Die Importware hingegen sei wegen der Vogelgrippe teils deutlich teurer geworden – polnische Gänse hätten im Großhandel Preisaufschläge von bis zu 120 Prozent. "Mit Blick auf Weihnachten ist zu vermuten, dass die polnische Frischware aufgrund vieler dortiger Vogelgrippe-Fälle knapp wird", so Standke. In Sachsen selbst ist die Lage entspannt: Vier Brütereien produzieren jährlich rund 406.000 Küken. Nur ein Putenbestand war in diesem Jahr von Vogelgrippe betroffen.
Weihnachten im Restaurant
In den Restaurants in Sachsen laufen die Vorbereitungen für die Festtage ebenfalls auf Hochtouren. "Weihnachtsfeiern sind vielerorts ausgebucht", sagt Axel Klein vom Dehoga Sachsen. Auch die Vorbestellungen für Gänsebraten und Co seien gut: "Plätze an den Festtagen sind größtenteils reserviert, unter der Woche ist vereinzelt noch etwas frei." Wer sparen will, greift zunehmend zu Entenbrust.
In der Zeit vor Weihnachten steigt die Nachfrage nach Wildfleisch stark an, beobachtet Udo Lüttschwager vom Sachsenforst, Forstbezirk Adorf (Vogtland). "Besonders in waldreichen Gegenden des Erzgebirges und Vogtlandes werden in dieser Jahreszeit die Wildlager leergekauft." Angeboten werde Rotwild, Schwarzwild, aber am beliebtesten sei Rehfleisch. "Es ist sehr edel, kurzfasrig, schmackhaft."
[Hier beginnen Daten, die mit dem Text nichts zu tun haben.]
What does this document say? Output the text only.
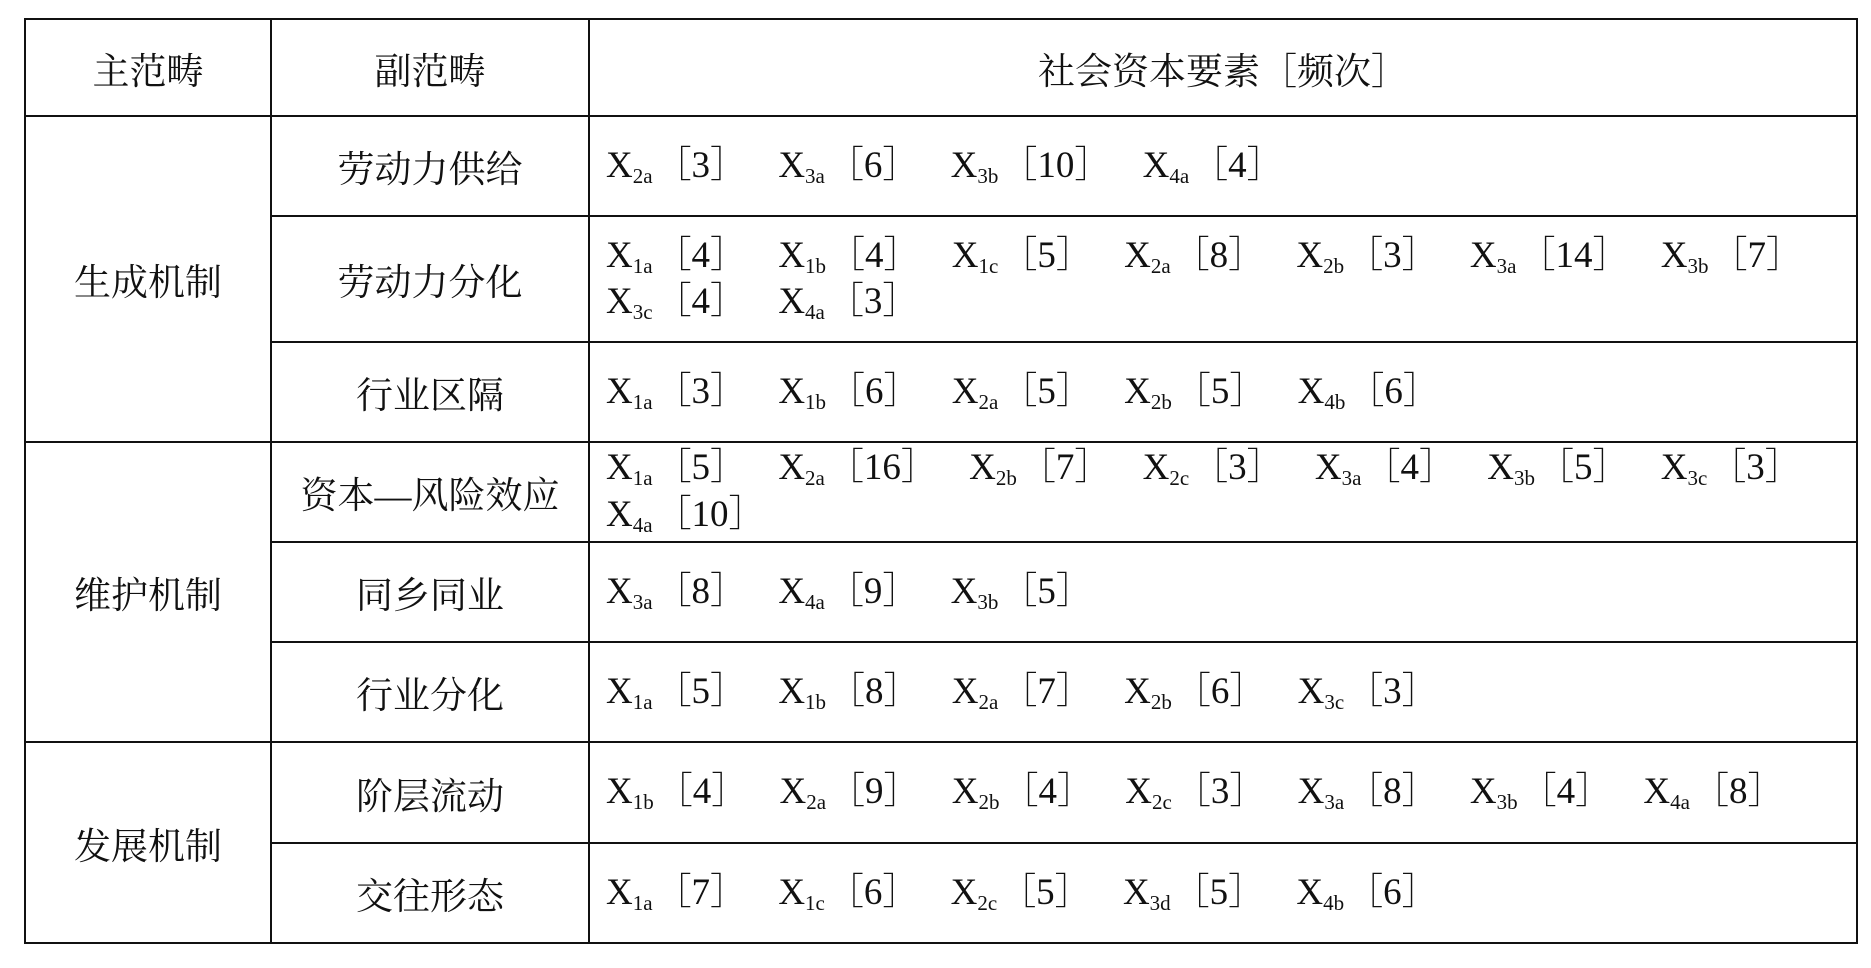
主范畴	副范畴	社会资本要素［频次］
生成机制	劳动力供给	$X_{2a}[3]$ $X_{3a}[6]$ $X_{3b}[10]$ $X_{4a}[4]$
	劳动力分化	$X_{1a}[4]$ $X_{1b}[4]$ $X_{1c}[5]$ $X_{2a}[8]$ $X_{2b}[3]$ $X_{3a}[14]$ $X_{3b}[7]$ $X_{3c}[4]$ $X_{4a}[3]$
	行业区隔	$X_{1a}[3]$ $X_{1b}[6]$ $X_{2a}[5]$ $X_{2b}[5]$ $X_{4b}[6]$
维护机制	资本—风险效应	$X_{1a}[5]$ $X_{2a}[16]$ $X_{2b}[7]$ $X_{2c}[3]$ $X_{3a}[4]$ $X_{3b}[5]$ $X_{3c}[3]$ $X_{4a}[10]$
	同乡同业	$X_{3a}[8]$ $X_{4a}[9]$ $X_{3b}[5]$
	行业分化	$X_{1a}[5]$ $X_{1b}[8]$ $X_{2a}[7]$ $X_{2b}[6]$ $X_{3c}[3]$
发展机制	阶层流动	$X_{1b}[4]$ $X_{2a}[9]$ $X_{2b}[4]$ $X_{2c}[3]$ $X_{3a}[8]$ $X_{3b}[4]$ $X_{4a}[8]$
	交往形态	$X_{1a}[7]$ $X_{1c}[6]$ $X_{2c}[5]$ $X_{3d}[5]$ $X_{4b}[6]$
Bis zu 700 Rehe werden im Adorfer Bezirk pro Jahr geschossen und das Fleisch zum Teil direkt für die Kundschaft aufbereitet - der Rest wird an Gaststätten oder Händler verkauft. "Die Preise sind stabil." Ein Kilogramm Keule kostet 21 Euro, Rücken 28 Euro – unabhängig von der Tierart.
Vegane Alternativen
Währenddessen rüstet sich in Dresden die Vegane Fleischerei für ein Rekordjahr. Im vergangenen Jahr produzierte sie 5.000 Festtagsbraten, diesmal bietet sie 12.000 an, wie Geschäftsführer Nils Steiger sagte. "Wir gehen davon aus, dass wir noch vor den Feiertagen ausverkauft sein werden." Die Manufaktur setzt auf hochwertige Seitanbraten mit Soße und weihnachtlichen Aromen wie Lebkuchen, Aprikosen oder Datteln. Auch der vegane Sauerbraten oder Pflaumenbratwurst seien beliebt. Die Kundschaft wolle auf Fleisch wegen der Zustände in der Tierindustrie verzichten, aber nicht auf das gemeinsame Festessen, so Steiger. Oft bestelle eine Familie, weil Kinder oder Enkel vegetarisch oder vegan lebten.
Auch in Großröhrsdorf (Landkreis Bautzen) entstehen Alternativen zum klassischen Festtagsbraten – durch Fermentation. Das Unternehmen Nosh.bio weitet die Produktion des sogenannten Koji-Proteins aus - ein Myzel, das für fleischähnliche Anwendungen geeignet ist. Der Fokus liegt auf alternativen Hackprodukten. "Unser Koji-Protein liefert eine natürliche, nahrhafte und fleischähnliche Textur", teilt das Unternehmen mit. Für Weihnachten eigne es sich etwa für Hackbraten-Aufläufe, eine Alternative für Beef Wellington oder Soßen. Der Myzelansatz aus Pilzen punktet mit niedrigen Produktionskosten und kleiner CO2-Bilanz – Eigenschaften, die gerade in der festlichen Küche zunehmend gefragt seien.